‘It is the right time’ to deal with gender-based violence Living with AIDS # 488
In 1996, when South Africa returned to the World Health Organisation (WHO), the country made a resolution that declared violence a public health priority. But violent crime still remains endemic, with women and girls especially at risk.
Research shows that injury or death caused by violent crime in South Africa remains particularly high, although the scourge has gone down significantly in the last decade. Ten years ago about 60 ‘ 70 people in South Africa would fall victim to injury or death as a result of violent crime. The rate has dropped, but is still exceptionally high compared to countries like the UK where one person out of every 100 000 would die violently every year.

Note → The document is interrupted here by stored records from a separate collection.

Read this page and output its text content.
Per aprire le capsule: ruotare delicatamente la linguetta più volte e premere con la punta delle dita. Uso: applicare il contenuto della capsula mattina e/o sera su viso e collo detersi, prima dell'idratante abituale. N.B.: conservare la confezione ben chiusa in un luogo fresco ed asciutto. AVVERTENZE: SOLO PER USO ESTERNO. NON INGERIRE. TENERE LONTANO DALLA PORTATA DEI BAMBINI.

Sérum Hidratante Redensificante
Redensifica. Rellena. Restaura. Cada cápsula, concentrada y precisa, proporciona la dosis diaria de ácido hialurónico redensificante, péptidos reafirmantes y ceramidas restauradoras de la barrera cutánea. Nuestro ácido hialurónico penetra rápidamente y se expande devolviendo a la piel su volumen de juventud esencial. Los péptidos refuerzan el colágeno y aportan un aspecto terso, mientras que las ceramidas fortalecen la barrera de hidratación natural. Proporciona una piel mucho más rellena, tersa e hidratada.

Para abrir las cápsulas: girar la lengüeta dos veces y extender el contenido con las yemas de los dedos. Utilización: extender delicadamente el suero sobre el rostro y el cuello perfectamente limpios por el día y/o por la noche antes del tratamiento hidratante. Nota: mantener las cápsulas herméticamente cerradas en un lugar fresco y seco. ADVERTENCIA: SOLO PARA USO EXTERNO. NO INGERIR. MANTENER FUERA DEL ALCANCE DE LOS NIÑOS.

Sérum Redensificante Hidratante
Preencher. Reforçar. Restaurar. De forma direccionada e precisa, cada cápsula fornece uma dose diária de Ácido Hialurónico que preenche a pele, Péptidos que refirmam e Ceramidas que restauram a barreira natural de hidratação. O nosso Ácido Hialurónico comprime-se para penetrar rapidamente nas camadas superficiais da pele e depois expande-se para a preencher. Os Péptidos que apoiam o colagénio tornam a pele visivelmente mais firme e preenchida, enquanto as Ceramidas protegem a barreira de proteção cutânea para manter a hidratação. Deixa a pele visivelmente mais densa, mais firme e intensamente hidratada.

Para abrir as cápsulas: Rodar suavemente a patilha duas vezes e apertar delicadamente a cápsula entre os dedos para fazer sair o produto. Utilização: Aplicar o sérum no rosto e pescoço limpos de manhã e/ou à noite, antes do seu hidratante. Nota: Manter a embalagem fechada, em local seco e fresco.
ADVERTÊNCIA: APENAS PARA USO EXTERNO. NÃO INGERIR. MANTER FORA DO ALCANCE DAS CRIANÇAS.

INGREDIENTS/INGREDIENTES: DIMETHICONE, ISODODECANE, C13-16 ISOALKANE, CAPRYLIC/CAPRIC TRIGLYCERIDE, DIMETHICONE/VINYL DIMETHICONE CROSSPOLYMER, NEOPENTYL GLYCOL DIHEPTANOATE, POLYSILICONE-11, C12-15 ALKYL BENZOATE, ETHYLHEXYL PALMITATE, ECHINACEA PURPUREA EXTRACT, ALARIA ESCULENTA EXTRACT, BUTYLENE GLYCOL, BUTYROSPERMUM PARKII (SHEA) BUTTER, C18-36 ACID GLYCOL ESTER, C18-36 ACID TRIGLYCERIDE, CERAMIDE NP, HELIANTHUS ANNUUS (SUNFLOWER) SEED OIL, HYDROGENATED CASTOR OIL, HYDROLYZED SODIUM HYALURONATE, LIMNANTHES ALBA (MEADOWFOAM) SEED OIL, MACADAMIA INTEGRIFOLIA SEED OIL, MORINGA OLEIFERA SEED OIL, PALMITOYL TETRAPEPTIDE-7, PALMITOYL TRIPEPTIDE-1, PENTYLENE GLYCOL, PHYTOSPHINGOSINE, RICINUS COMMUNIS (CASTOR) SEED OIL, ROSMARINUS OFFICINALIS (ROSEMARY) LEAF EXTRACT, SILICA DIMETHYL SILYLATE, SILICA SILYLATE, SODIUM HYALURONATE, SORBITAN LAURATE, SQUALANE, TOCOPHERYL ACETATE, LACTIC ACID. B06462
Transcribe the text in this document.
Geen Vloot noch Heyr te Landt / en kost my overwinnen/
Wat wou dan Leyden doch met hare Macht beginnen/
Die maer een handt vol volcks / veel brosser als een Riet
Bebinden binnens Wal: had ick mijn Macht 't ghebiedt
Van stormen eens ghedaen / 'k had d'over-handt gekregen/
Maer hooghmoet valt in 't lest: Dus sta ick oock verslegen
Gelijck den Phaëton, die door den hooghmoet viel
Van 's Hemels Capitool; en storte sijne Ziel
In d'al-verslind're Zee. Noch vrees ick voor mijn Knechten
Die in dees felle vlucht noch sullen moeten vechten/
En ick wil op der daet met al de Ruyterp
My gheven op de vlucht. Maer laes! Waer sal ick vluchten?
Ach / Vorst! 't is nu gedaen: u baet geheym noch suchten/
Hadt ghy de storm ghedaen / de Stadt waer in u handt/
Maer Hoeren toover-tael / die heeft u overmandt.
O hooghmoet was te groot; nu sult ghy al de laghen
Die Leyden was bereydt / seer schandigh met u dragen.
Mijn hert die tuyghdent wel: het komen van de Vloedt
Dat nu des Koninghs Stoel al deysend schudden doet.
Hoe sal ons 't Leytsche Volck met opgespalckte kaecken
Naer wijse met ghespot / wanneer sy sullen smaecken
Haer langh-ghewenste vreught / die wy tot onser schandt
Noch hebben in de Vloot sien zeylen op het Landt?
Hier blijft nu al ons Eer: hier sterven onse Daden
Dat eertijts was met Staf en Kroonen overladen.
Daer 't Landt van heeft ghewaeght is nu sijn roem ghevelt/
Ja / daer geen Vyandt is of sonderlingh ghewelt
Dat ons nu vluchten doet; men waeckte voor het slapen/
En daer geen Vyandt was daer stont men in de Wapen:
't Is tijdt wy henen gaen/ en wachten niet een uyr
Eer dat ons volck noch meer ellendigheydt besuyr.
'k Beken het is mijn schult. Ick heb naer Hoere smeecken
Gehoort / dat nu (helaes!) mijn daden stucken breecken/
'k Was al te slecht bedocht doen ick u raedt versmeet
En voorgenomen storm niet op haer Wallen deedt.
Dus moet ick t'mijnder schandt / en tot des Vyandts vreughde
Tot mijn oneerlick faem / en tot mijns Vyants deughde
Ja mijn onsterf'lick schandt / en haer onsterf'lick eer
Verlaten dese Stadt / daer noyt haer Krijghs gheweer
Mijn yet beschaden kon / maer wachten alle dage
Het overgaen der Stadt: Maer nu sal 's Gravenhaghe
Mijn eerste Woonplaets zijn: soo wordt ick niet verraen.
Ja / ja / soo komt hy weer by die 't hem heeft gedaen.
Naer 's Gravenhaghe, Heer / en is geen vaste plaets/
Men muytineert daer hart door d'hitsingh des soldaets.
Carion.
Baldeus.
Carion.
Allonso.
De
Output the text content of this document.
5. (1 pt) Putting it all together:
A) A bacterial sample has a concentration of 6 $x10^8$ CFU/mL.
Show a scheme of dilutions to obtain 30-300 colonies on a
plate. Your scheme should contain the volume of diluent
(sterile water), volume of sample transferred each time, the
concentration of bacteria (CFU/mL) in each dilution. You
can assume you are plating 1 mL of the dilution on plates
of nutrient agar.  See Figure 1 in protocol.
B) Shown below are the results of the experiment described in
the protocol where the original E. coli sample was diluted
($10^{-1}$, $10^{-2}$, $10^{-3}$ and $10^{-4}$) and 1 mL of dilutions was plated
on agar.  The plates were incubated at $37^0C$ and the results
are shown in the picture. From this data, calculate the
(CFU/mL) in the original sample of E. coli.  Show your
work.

‘We have got about 34/100 000. That’s indeed quite a high number compared to something under 10 for other developed countries. We are leaders in the incidence of murder, rape, robbery and violent theft’, says Dr Norman Mabasa, chairperson of the South African Medical Association (SAMA).
Mabasa adds that research also shows that South Africa has the highest rate of violence against women and girls.
‘In 1997, the South African government reported rape and sexual abuse to be increasingly rapid and a matter of grave concern. In 1996 ‘ 1998, girls aged 17 and under constituted approximately 40% of reported rape’, he says.
Violent crime in the country is at epidemic proportions and has far-reaching implications.
‘This is an epidemic that has huge consequences, not only on people’s personal lives, but also on the economy of the country and, also, the ability of South Africa to sell itself to its own people’, says Dr Gustav Wolvaardt, Chief Executive Officer of the Foundation for Professional Development (FPD), a SAMA project.
Violent crime against women, specifically rape, is a universal problem. In South Africa, it contributes to the high HIV infection levels among women.
‘It exists in all countries, all religions and social classes. It also poses serious threats to public health and, in particular, sexual and reproductive health. It’s also a critical impediment to fighting HIV and AIDS. In South Africa, there are these twin epidemics of HIV and AIDS and gender-based violence. Both epidemics are severe and serious and disproportionately affect women and children. According to the latest national ante-natal survey, 30% of women between 20 and 24, 40% of those between 25 and 29 and 36% of those between 30 and 34, are HIV-positive’, Peter Teljer, Sweden’s ambassador to South Africa, explains.
In their efforts to address sexual and gender-based violence, the Swedes have a telephone help-line.
For a relatively small country of under 10 million people, the contact centre receives about 40 000 calls per annum. Sexual violence is so rife that the World Health Organisation estimates that one-third of all women and girls worldwide will be raped and suffer sexual violence, at least, once in their lifetime.
The FPD’s Dr Gustav Wolvaardt says this is an epidemic that has been neglected. He says part of the reason the crime is so well-established is that professionals such as health care workers, including teachers, have never wanted to be involved in efforts to address sexual and gender-based violence. He says there needs to be educational programmes to sensitise professionals such as health care workers and teachers about sexual and gender-based violence.
‘Professionals, whether they are health care professionals or whether they are educational professionals, are perfectly positioned to identify victims of violence. For example, chronic victims of violence will show up within a hospital setting every six months ‘ most of them. We’ve always left it to the psychologists or the social workers. We don’t expect them to get involved and do the work that’s expertise. But they need to know and spot patients that can be referred or spot kids because children are a very sensitive barometer of what happens in a household. These training programmes will ensure that these professionals can identify and then refer people for care’, Wolvaardt says.
He says it is with a great sense of guilt that he recognises that even though South Africa flagged violence as a global public health threat more than a decade ago, his profession has for a long time overlooked sexual and gender-based violence.
‘I was part of the South African delegation that wrote that resolution in 1996 that we took to the World Health Organisation to say violence is something the health sector should get involved in. But, somehow, in South Africa we didn’t translate that focus that we created internationally into actions at a local level’.
‘Part of it is because, firstly, it is a difficult problem and, secondly, it’s not a problem that people really want to grasp with. So, it’s taken really a long time. And my experience was very similar to what my experience was in the beginning of the AIDS epidemic. When you went to people and said: ‘We want to do something about AIDS’, they used to say, ‘oooh, no, no, no. We don’t want to link our logo to that’. But it is changing. I think everything is aligning’¦ coming right. It is the right time to do this. I feel a bit guilty. I think this is a big issue that we’ve not given sufficient attention in the country’, says Wolvaardt.